Mêmes motifs, mêmes punitions

On a coutume de dire que la Champions Cup révèle les carences du Top 14. La deuxième journée  de la compétition européenne n’aura pas fait exception, à ceci près qu’elle n’aura pas seulement illustré les insuffisances tricolores, mais également mis en lumière les potentialités des clubs de Haute-Garonne.

Le calvaire toulonnais se poursuit donc, alors que le parcours du dernier finaliste de notre championnat, pourtant armé de nombreux internationaux, n’est pas particulièrement brillant. Montpellier comme le RCT proposent un jeu réducteur, sans imagination ni rythme. Face aux dynamiques formations anglo-saxonnes, ce qui peut être suffisant pour le Top 14 (et encore, à condition que les joueurs se sentent un peu concernés…) ne l’est pas pour le niveau supérieur.

Les difficultés du Rugby club toulonnais en championnat offraient deux options aux Varois : disputer la Champions cup pour se vider la tête, donner du temps de jeu à ceux qui en ont besoin, et pourquoi pas redonner confiance à certains joueurs qui paraissent en manquer cruellement. La seconde consistait à lâcher rapidement l’affaire pour se consacrer aux affaires domestiques. Au vu de ce deuxième week-end de compétition, on gagerait que c’est cette voie (de garage) qui a été empruntée.

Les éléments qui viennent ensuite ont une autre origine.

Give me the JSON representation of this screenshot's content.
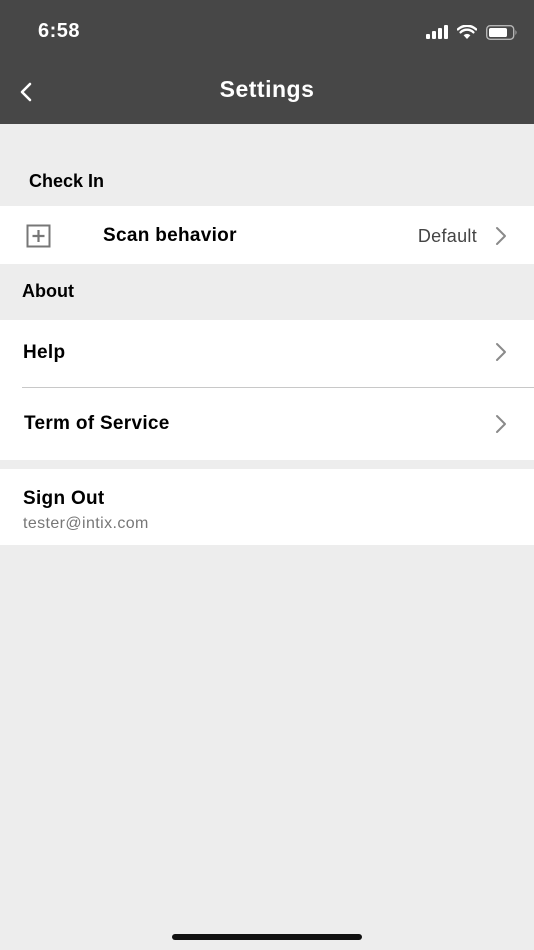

La résignation qui semblait se lire dans les regards toulonnais, alors que les maladresses et mauvais choix s’enchaînaient, au point de dégoûter leurs plus farouches supporters. Mourad Boudjellal va-t-il refaire le coup de l’an passé et se séparer de son entraîneur pour tenter l’électrochoc attendu ? Il serait assez ironique qu’il le fasse après une défaite devant Richard Cockerill qui joua les pompiers de service avant l’arrivée de Patrice Collazo la saison dernière.

Le mystérieux Tweet du président Toulonnais, renvoyant sur YouTube à la scène de ménage du dessin animé Blanche Neige peut le laisser entendre. Ce qui est certain, c’est que le club naguère si puissant sur la scène internationale a désormais des allures de nain…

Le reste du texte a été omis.